In this blog post I will inform you of factors that can influence the amount of sleep that teen athletes have. Sleep deprivation in teens can affect the amount of sports-related injuries that teen athletes are at risk of.
What is the appropriate amount of sleep for teens?
8 to 10 hours per day
Why is sleep important for youth athletes?
Sleep is important because it is a time when the body repairs and regenerates from the day. Learning requires sleep as well as all the activities that youth do daily. Sleep helps with mood and helps our bodies function, it also helps reaction time which can be a necessity for sports.
What are some factors that influence sleep in youth athletes?
Type of sport: The type of sport that a teenager plays might influence how much sleep deprivation affects them.
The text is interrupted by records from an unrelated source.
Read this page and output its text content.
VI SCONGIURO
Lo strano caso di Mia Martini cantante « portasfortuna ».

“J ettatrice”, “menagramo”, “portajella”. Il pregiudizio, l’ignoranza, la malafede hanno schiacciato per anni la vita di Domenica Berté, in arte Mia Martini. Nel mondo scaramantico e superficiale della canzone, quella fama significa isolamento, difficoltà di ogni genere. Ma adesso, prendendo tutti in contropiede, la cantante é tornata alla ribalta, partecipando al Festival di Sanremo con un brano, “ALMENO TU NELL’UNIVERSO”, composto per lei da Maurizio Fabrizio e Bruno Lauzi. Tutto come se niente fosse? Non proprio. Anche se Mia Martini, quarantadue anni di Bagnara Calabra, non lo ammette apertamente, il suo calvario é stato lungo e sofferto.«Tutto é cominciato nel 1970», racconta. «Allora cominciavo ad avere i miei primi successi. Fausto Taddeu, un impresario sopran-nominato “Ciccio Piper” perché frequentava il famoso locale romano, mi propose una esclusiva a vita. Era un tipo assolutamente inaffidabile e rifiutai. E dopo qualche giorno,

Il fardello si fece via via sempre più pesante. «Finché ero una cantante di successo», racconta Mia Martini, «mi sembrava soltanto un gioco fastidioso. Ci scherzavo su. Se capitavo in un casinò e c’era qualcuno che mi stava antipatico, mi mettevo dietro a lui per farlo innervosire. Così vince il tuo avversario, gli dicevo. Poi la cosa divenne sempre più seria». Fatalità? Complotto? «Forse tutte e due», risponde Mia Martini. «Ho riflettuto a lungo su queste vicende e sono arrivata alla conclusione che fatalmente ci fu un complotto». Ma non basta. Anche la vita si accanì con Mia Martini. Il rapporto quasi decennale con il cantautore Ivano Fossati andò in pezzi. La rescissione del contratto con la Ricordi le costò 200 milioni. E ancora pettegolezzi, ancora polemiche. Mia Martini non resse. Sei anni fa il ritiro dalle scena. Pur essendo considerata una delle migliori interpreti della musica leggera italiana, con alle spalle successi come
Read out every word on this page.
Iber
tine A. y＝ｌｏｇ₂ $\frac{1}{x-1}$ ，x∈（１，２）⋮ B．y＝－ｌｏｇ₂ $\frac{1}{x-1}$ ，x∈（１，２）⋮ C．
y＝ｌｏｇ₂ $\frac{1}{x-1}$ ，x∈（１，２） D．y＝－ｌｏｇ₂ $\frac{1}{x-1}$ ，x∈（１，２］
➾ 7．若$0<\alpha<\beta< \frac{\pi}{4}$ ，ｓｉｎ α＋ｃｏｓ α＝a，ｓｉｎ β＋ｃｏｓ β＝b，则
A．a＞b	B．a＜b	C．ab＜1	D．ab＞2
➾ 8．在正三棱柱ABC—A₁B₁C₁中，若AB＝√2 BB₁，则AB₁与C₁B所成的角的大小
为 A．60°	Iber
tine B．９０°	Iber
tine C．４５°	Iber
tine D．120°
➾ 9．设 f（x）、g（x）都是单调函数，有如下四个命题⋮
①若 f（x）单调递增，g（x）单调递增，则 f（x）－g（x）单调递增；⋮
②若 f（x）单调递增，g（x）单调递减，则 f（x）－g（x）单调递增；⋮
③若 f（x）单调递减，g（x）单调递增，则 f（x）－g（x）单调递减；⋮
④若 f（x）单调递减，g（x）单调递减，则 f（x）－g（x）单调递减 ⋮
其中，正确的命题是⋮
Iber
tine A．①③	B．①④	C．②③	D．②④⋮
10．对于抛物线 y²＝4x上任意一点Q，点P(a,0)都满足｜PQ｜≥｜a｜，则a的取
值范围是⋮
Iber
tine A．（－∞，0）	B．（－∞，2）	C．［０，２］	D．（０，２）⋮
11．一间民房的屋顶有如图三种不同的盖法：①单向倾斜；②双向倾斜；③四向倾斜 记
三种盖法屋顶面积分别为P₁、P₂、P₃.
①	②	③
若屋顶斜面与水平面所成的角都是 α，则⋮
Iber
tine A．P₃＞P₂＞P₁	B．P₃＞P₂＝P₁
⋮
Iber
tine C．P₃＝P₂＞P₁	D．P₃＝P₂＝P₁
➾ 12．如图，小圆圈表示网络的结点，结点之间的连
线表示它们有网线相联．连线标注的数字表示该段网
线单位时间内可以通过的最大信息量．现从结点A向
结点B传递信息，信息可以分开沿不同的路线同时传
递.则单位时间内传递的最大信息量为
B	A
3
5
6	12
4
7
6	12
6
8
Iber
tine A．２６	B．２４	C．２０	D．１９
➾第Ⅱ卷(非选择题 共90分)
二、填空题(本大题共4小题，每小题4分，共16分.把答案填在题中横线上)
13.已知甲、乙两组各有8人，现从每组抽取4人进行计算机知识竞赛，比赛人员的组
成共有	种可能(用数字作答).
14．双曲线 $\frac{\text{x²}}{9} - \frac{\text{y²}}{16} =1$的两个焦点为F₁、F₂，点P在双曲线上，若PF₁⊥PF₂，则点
Some studies show that a lack of sleep in youth who play sports with short bursts of energy may not affect them as much as youth who play sports with long amounts of effort.
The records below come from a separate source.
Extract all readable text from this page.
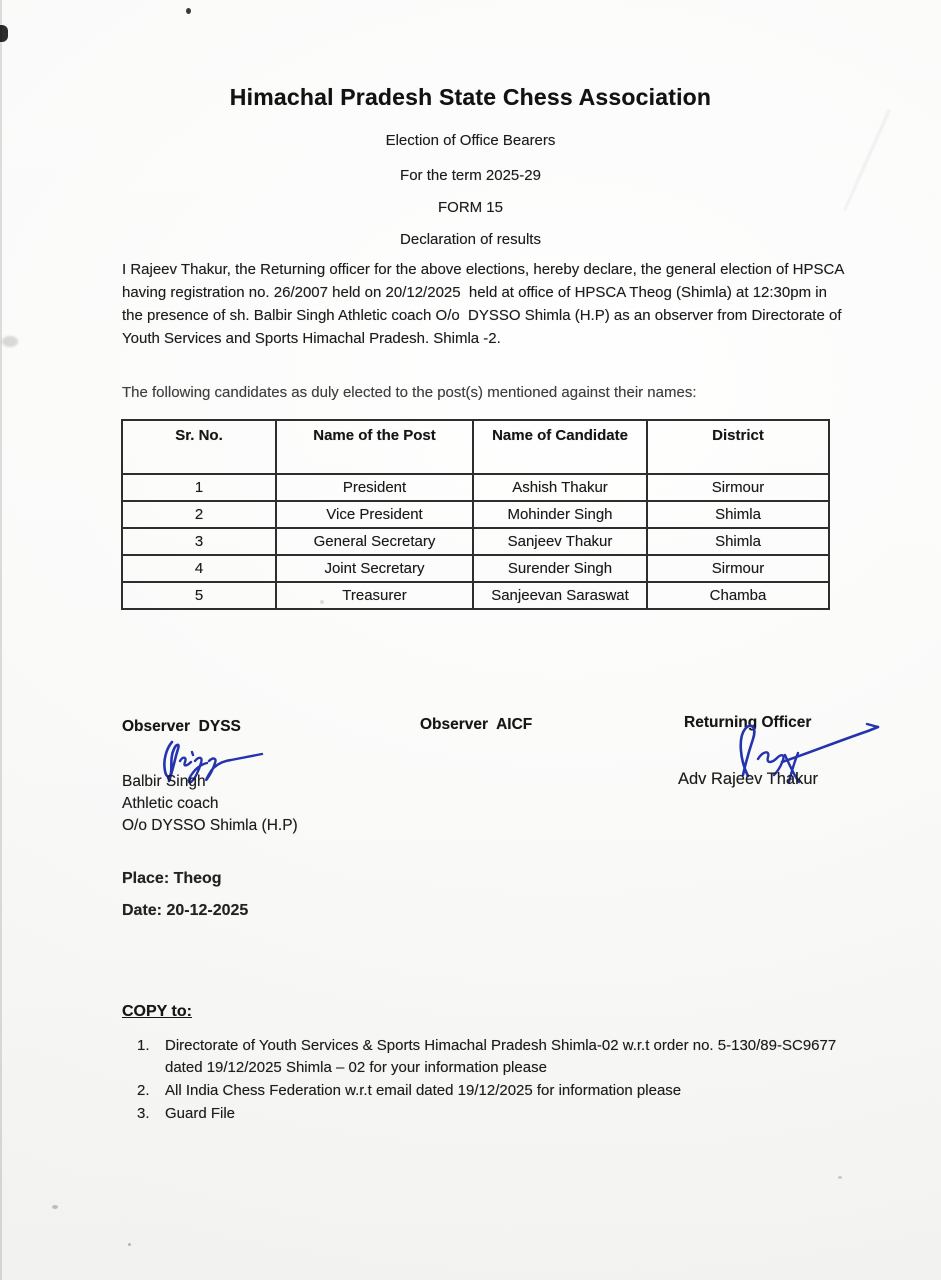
Himachal Pradesh State Chess Association
Election of Office Bearers
For the term 2025-29
FORM 15
Declaration of results
I Rajeev Thakur, the Returning officer for the above elections, hereby declare, the general election of HPSCA having registration no. 26/2007 held on 20/12/2025  held at office of HPSCA Theog (Shimla) at 12:30pm in the presence of sh. Balbir Singh Athletic coach O/o  DYSSO Shimla (H.P) as an observer from Directorate of Youth Services and Sports Himachal Pradesh. Shimla -2.
The following candidates as duly elected to the post(s) mentioned against their names:
Sr. No.	Name of the Post	Name of Candidate	District
1	President	Ashish Thakur	Sirmour
2	Vice President	Mohinder Singh	Shimla
3	General Secretary	Sanjeev Thakur	Shimla
4	Joint Secretary	Surender Singh	Sirmour
5	Treasurer	Sanjeevan Saraswat	Chamba
Observer  DYSS	Observer  AICF	Returning Officer
Balbir Singh
Athletic coach
O/o DYSSO Shimla (H.P)
Adv Rajeev Thakur
Place: Theog
Date: 20-12-2025
COPY to:
1.	Directorate of Youth Services & Sports Himachal Pradesh Shimla-02 w.r.t order no. 5-130/89-SC9677 dated 19/12/2025 Shimla – 02 for your information please
2.	All India Chess Federation w.r.t email dated 19/12/2025 for information please
3.	Guard File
Training and academic schedule: Youth athletes can have busy schedules that cause them to need more amounts of sleep to be fully functioning. Training schedules can also be very demanding for teen athletes providing little time for rest.
Travel: Young athletes who are on traveling teams might find it harder to get enough sleep as they are constantly moving around from place to place.
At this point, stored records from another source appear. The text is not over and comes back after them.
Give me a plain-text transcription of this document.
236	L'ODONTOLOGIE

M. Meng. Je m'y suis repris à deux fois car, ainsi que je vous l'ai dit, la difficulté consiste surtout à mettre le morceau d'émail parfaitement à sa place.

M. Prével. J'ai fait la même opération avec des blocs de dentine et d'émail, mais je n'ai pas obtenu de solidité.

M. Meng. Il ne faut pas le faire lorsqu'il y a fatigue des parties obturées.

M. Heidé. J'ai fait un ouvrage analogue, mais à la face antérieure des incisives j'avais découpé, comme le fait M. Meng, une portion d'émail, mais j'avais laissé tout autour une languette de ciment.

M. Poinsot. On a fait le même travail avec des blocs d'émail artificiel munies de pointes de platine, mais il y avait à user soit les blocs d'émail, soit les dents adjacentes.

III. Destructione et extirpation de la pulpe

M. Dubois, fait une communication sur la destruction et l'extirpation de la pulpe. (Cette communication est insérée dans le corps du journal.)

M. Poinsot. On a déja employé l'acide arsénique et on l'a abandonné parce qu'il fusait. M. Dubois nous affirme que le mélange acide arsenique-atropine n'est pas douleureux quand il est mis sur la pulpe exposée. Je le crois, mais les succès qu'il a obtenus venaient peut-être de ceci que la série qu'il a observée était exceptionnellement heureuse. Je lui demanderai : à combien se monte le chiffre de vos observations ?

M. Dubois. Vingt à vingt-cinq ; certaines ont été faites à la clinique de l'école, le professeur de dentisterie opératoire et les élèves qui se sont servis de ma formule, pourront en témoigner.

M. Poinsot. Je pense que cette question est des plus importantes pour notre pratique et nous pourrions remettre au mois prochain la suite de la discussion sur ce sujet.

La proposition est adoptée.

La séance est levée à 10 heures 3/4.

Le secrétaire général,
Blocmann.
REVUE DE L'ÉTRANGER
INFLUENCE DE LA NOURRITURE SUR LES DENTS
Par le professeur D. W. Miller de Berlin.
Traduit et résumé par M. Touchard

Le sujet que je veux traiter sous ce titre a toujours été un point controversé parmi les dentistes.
How does a decrease in teens' sleep cause an increase in sports injury risks?
A study done by the Minnesota Sleep Society discovered that adolescent athletes who slept 8 or more hours per night were 68% less likely to be injured than athletes who slept less. The study was done by surveying 160 student-athletes from grade levels from 7-12. In this study, they concluded that athletes who slept less than 8 hours had a 1.7 times more likely chance to have an injury compared to those who slept more than 8 hours. With the study, it was also concluded that there was an increase in the risk of injury as the grades of the student-athletes increased.
The study below shows the relationship between the amount of sleep a student athlete gets and the amount of injuries they have.
The results of this study show that the injuries a player would get for getting 6 hours of sleep were 4 times the amount that a player would get if they slept 9 hours a day.
Other studies suggest similar results:
What are some tips for improving sleep in youth athletes?
Some tips that could be helpful for youth athletes to get more sleep are: less technology before bed, bedtime routines, and scheduling frequently. By following these couple of tips as well as following the recommended amount of sleep per night injuries can be significantly prevented.
How does this topic relate to youth injury prevention?
Youth injury prevention can be a variety of different things but the importance of sleep is definitely a prevention technique as more sleep causes mental and physical benefits and if children get the right amount it can prevent injuries. Not only can it prevent sports-related injuries but a good amount of sleep can also prevent mental and emotional injuries in youth.